660. ¿Y dónde estoy parado ahora?

30 de septiembre de 2025 | Septiembre 2025

Desde que el abuelo empezó a perderse entre nuestra realidad y la que le mostraba el alzheimer, que cada día se ponía más fuerte y violenta, mi hermana y yo entendimos que aunque el cuerpo todavía tenía para seguir unos años, José, el que había sido nuestro abuelo, se iba a borronear de a poco hasta extinguirse dentro de su cabeza.

Verónica, mi madre, nos dijo en mi cumpleaños de dieciocho que mi abuelo pronto se transformaría en algo parecido a una cosa, así que lo único que podíamos hacer era aprovecharlo mientras lo teníamos.Soplé las velitas  triste. Odiando todo, pero más que nada a Verónica.

Con Lucía nos negamos a aceptar que así fuera, y decidimos que, de alguna u otra forma, la solución que teníamos era estar con él y mantenerlo activo.

Empezamos a probar distintas actividades, desde jugar un truco o un ajedrez hasta ir al hipódromo a apostarle a algún caballo unos pocos pesos, casi simbólicos: no sabíamos nada de eso.

Al principio, lo veíamos perfecto al abuelo. Me acuerdo de hablar con Lucía del alivio que nos daba que Verónica hubiera dicho cualquier cosa, desde su resentimiento de viuda, o algo así imaginamos.

A los dos, tres meses, diría, tuvimos nuestro primer revés. El abuelo empezó a contar anécdotas que no eran suyas. Y cuando le contestábamos con la verdad, no le gustaba para nada.

Al poco tiempo, esas nubes en la memoria, donde lo real desaparecía para inventar una mentira, se combinaron con cambios de humor y ánimo bastante bruscos y feos. Sobre todo para Lucía, que tuvo un mal episodio.

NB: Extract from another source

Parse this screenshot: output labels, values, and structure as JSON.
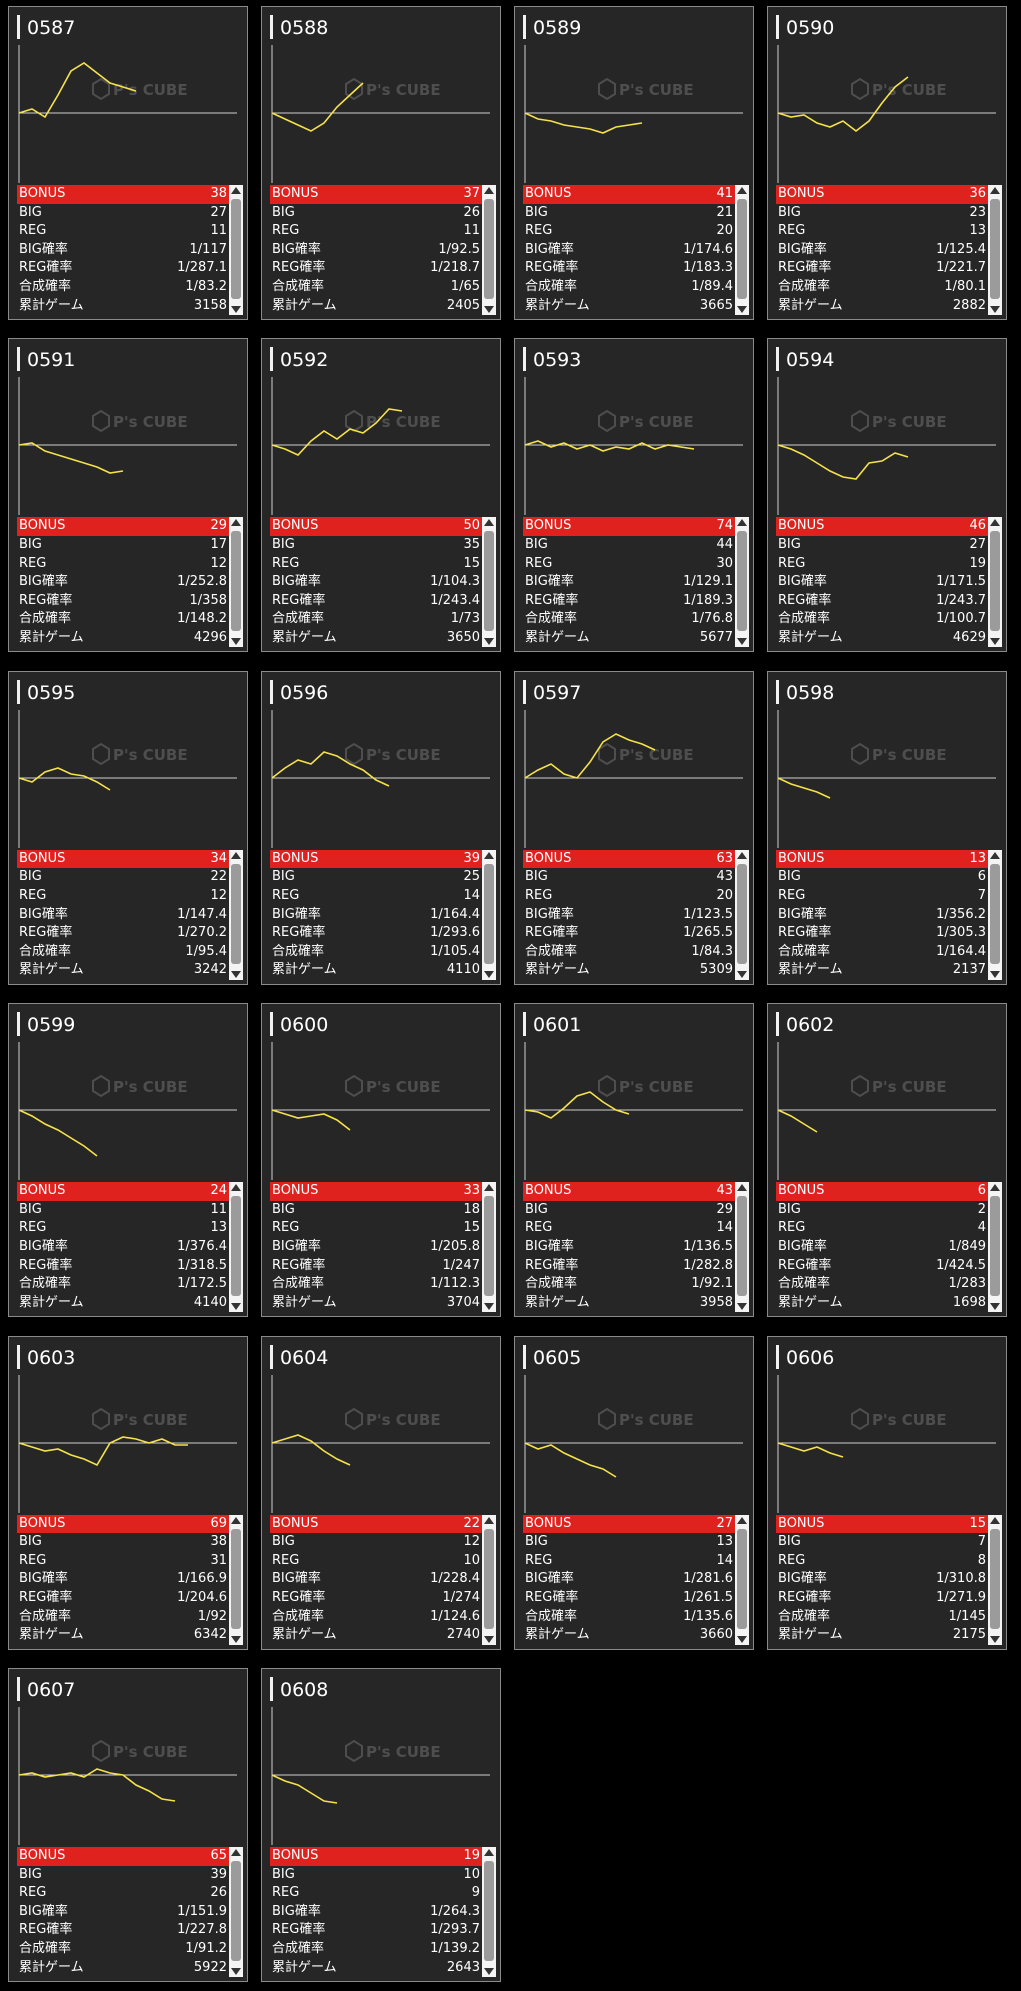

Fue ella la que tuvo la idea de llevarlo al cine, para probar cómo le pegaba. A él le gustaba ir de joven, cuando el cine era casi un evento social. La primera vez le encantó. Vimos una comedia. Hacía mucho no lo veía reír tanto. Entendió todo.

La siguiente, no. Al revés. Fuimos a ver una de ciencia ficción, de una invasión extraterrestre en la que una familia lograba unir a refugiados para generar una resistencia.

Yo lo miraba de reojo durante la película. Lo noté tan atento que no lo vi parpadear. Pero, ni bien salimos, nos agarró a Lucía y a mí y nos arrastró tirándonos de los brazos unos buenos metros.

Cuando logramos frenarlo, explicó que él quería llevarnos a su búmker —ficticio—, donde estaríamos a salvo. Era lo mismo que hacían algunos personajes en la película que terminaban muriendo, porque el mensaje era que la unidad hacía la fuerza para vencer.

Costó explicarle que era una película, que no estaba por pasar nada de eso, y que se quedara tranquilo, que podía confiar en nosotros.

Su respuesta fue, un poco relajado, un poco perdido, casi como si le estuviera explicando a dos desconocidos, que ahora los guionistas eran tan buenos que uno no podía diferenciar la realidad del relato.

Casi como un gatillo apretado, hizo aparecer a Verónica en mi cabeza y me di cuenta que tenía razón: mi abuelo se transformaba en una cosa. Una que no podía diferenciar una película de la realidad.